Amidst the usual panicky, hyperbolic, and sometimes comical publishing headlines to be found throughout the blogosphere—“Is Fiction Culturally Irrelevant?” “Holly Golightly Is a Call Girl…” (for reals?); “Are Publishers More Worried about eReaders Than Readers?”—the one that caught my eye yesterday was “Where Have All the Mailers Gone?” In this piece, Lee Siegel essentially argues that fiction has no contemporary giants who push the artistic envelope, no rabblerousers who shine their penlights on dark and murky social issues, no literary prodigies able to hold their own against ascendant nonfiction writers who are telling true tales in stylish and entertaining ways (what fiction writers used to do during their glorious heyday).

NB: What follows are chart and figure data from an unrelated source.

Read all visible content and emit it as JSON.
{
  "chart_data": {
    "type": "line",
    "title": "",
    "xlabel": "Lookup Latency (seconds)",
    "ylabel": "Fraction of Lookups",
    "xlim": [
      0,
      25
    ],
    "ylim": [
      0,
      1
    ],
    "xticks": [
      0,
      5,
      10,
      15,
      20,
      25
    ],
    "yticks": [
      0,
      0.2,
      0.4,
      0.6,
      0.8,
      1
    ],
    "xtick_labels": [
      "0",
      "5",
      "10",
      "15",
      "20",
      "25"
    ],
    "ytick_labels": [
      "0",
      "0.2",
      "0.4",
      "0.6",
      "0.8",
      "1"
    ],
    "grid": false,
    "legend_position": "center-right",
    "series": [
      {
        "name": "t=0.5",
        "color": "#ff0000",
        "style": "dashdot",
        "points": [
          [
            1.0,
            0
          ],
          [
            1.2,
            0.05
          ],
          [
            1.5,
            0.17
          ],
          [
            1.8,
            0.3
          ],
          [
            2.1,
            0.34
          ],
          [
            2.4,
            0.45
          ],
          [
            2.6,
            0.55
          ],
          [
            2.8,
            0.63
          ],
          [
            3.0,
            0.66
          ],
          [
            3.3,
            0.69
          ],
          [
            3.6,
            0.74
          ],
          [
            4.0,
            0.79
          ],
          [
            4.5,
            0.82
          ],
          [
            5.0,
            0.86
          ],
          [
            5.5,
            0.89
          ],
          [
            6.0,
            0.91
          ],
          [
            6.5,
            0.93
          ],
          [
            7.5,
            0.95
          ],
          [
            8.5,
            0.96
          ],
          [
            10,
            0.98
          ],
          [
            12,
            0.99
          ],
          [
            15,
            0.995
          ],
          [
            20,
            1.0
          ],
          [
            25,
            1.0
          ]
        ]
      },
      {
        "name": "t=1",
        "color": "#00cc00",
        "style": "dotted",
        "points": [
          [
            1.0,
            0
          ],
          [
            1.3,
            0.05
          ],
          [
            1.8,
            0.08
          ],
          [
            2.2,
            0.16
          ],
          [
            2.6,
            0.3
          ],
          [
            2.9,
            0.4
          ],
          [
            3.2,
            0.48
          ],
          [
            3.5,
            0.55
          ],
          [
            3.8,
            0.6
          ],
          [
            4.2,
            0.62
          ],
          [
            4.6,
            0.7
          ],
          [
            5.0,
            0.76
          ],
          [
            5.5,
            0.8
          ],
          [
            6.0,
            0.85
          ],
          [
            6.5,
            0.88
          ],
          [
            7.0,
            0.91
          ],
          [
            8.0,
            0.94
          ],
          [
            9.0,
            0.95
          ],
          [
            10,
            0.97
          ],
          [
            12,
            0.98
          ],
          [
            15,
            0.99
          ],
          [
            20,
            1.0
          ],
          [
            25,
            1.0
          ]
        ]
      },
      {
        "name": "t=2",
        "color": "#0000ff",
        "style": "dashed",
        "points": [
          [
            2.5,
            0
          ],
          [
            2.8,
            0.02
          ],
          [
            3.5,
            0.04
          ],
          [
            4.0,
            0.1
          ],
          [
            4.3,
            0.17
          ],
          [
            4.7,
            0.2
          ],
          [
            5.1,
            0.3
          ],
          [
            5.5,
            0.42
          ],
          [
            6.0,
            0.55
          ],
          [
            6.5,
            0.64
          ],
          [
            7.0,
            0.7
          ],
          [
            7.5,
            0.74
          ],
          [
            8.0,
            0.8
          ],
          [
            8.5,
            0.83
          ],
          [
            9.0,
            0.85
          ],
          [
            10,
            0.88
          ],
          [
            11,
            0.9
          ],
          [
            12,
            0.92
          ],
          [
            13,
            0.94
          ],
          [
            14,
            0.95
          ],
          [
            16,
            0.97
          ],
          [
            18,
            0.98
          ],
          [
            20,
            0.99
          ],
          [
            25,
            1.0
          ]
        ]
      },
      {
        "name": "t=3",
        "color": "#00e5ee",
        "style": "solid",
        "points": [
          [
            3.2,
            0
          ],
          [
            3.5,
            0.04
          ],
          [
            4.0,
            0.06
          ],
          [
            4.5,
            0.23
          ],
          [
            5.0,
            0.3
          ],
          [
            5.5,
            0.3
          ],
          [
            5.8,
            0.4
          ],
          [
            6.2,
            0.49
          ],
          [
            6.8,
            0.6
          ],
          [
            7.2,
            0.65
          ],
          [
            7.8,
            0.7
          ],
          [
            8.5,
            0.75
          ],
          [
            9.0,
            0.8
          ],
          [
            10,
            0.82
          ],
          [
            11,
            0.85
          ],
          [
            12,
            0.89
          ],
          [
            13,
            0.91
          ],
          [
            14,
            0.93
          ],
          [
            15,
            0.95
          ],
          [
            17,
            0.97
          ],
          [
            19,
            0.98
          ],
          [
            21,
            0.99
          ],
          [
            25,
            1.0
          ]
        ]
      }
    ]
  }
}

This is the kind of piece that makes me think someone’s more interested in being provocative than making sense (and, really, the piece itself is somewhat incoherent). I love reading Michael Lewis’ work and thoroughly enjoy the political narratives that pass for nonfiction these days (Game Change comes readily to mind) as well as all the Gladwellian theory-of-everything books and the edge-of-your-seat adventures that routinely dot the bestseller lists. But c’mon! What about Dave Eggers? Jonathan Franzen? Jhumpa Lahiri? Joshua Ferris? Junot Diaz? What about Stieg Larsson and Alexander McCall Smith? Is Mr. Siegel really saying that to be “culturally relevant” you have to live your life in the press and stir up more controversy because of your public bouts of immaturity than your writings? (As far as I’m concerned, Norman Mailer’s art was all too often obscured by his life.)
In an age when reality is too much with us, today’s great fiction writers allow us to escape the oppressiveness of the literal while putting our life and times into digestible and often brilliantly entertaining context. What’s more culturally relevant than that?